The Pensions Regulator announced yesterday that it has reached a £363m cash settlement with Sir Philip Green in respect of the BHS pension schemes.

The demise of BHS and the significant deficit in its pension schemes played out very publicly over 2016. BHS employees who had lost their jobs also faced having their pension rights reduced if their schemes fell into the Pension Protection Fund (PPF).

On 2 November 2016, the Pensions Regulator (TPR) sent warning notices to Sir Philip, Taveta Investments Ltd, Taveta Investments (No 2) Ltd, Dominic Chappell and Retail Acquisitions Ltd in relation to the BHS pension schemes. In the notices, TPR set out evidence to support the exercise of its anti-avoidance powers to seek redress for the 20,000 members of the underfunded schemes.

The warning notice to Sir Philip required him to pay £350m in respect of the pension schemes. He subsequently offered £250m, presenting it as a “credible and substantial proposal”. It appears that further negotiations have increased that offer.

The settlement will fund a new independent pension scheme overseen by three professional independent trustees. Members will be given the option to:

  • Transfer to the new scheme which will pay the same starting pension as was offered by the original BHS schemes (this will be higher than the pension that would have been payable by the PPF);
  • Opt to take a lump sum if they have a pension “pot” of up to £18,000; or
  • Remain in the BHS pension schemes, currently in a PPF assessment period, and receive at least PPF benefit levels.

£343 million of the settlement has been placed in an escrow account to fund the new scheme and up to £20 million is being held in other accounts to cover expenses and the costs of implementing the member options and the new scheme.

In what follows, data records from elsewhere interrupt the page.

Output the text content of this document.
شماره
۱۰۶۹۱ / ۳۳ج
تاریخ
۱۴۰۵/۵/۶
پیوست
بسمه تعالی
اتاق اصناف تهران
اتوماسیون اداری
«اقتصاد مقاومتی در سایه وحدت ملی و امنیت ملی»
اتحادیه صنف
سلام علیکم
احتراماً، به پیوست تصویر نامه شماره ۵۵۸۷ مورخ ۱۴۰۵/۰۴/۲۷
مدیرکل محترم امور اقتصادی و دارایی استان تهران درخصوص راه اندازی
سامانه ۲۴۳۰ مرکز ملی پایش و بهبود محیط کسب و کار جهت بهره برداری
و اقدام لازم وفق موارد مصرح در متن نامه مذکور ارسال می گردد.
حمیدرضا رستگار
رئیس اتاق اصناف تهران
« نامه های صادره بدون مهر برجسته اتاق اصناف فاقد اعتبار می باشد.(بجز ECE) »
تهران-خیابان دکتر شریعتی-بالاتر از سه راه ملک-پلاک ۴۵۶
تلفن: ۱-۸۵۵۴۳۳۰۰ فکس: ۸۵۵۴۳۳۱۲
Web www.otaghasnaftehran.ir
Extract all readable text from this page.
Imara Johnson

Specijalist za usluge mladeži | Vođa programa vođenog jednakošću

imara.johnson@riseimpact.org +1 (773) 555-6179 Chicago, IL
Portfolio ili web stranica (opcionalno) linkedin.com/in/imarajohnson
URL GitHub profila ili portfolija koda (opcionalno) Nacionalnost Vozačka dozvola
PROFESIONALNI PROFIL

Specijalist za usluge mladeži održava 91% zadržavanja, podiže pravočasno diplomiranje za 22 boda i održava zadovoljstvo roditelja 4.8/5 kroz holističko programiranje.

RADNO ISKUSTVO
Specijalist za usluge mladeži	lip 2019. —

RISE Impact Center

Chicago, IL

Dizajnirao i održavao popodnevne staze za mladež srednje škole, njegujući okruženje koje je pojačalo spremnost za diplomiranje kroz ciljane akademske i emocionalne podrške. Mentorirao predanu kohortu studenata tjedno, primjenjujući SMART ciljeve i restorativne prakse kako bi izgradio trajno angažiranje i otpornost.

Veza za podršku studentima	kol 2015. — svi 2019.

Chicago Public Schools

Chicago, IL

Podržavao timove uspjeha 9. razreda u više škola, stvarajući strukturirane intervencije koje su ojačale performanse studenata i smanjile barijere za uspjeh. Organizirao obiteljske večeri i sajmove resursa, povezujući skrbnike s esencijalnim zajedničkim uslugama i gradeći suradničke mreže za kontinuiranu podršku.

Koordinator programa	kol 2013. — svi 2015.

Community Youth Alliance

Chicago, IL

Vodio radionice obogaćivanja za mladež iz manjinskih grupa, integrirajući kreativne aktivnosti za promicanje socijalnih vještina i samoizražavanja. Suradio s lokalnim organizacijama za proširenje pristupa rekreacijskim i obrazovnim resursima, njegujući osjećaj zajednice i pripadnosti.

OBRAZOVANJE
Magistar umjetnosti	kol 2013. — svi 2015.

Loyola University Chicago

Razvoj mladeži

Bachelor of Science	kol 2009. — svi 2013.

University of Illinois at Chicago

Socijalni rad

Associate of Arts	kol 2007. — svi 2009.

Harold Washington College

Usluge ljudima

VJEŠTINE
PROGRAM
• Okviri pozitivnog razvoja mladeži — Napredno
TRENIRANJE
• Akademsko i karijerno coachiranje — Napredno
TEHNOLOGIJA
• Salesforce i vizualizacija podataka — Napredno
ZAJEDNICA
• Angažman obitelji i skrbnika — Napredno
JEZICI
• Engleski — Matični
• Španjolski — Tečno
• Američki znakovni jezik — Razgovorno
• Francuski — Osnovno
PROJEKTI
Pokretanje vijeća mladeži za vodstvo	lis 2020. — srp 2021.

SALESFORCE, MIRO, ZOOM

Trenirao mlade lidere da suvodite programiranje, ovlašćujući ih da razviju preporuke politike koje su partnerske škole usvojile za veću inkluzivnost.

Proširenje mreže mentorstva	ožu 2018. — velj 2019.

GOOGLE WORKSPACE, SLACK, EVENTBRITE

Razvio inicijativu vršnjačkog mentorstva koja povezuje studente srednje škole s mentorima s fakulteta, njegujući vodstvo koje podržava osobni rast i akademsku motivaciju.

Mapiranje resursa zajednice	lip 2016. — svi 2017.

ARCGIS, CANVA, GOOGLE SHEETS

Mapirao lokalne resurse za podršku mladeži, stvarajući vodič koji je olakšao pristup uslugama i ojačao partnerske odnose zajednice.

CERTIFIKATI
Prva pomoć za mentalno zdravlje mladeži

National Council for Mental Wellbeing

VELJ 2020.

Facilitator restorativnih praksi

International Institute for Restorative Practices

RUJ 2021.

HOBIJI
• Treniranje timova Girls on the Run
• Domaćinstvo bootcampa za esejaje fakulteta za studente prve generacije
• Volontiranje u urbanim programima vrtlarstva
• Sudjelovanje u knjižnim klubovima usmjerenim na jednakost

TPR’s anti-avoidance enforcement action against Sir Philip, Taveta Investments Ltd and Taveta Investments (No. 2) Ltd will now cease. However, enforcement action continues in respect of Dominic Chappell and Retail Acquisitions Limited.

Our comment

BHS scheme members will probably be breathing a sigh of relief at this news. TPR views it as a good outcome as it had to balance the amount on offer “against what we might achieve by pursuing anti-avoidance action, the risk of a prolonged period of legal challenge in the courts, and the delay and uncertainty that would bring to members.”

In the Green Paper published last week, the Government stated its belief that the wider system for protecting defined benefit pension members’ benefits is working broadly as intended “[h]owever, we are not complacent”.

The BHS settlement may be cited as a belated vindication of the Government’s belief but it is wise to avoid complacency. Press reports over the weekend suggest that yet another struggling company with a defined benefit scheme deficit, Hoover, is in talks with TPR and the PPF with a view to reaching a deal whereby the PPF will take on the scheme.

The Work and Pensions Committee criticised TPR as being “reactive” and “slow-moving” in the collapse of BHS. In its evidence to the Committee, TPR called for greater powers including the possibility of mandatory clearance applications in circumstances where corporate activity might pose a material risk to a scheme. The Government has looked at how TPR’s powers could be strengthened to provide additional safeguards and the Green Paper sets out how this could be done.

It seems that momentum is building to extend TPR’s powers. If so, we hope that the Government keeps to its promise and ensures that any new powers are proportionate.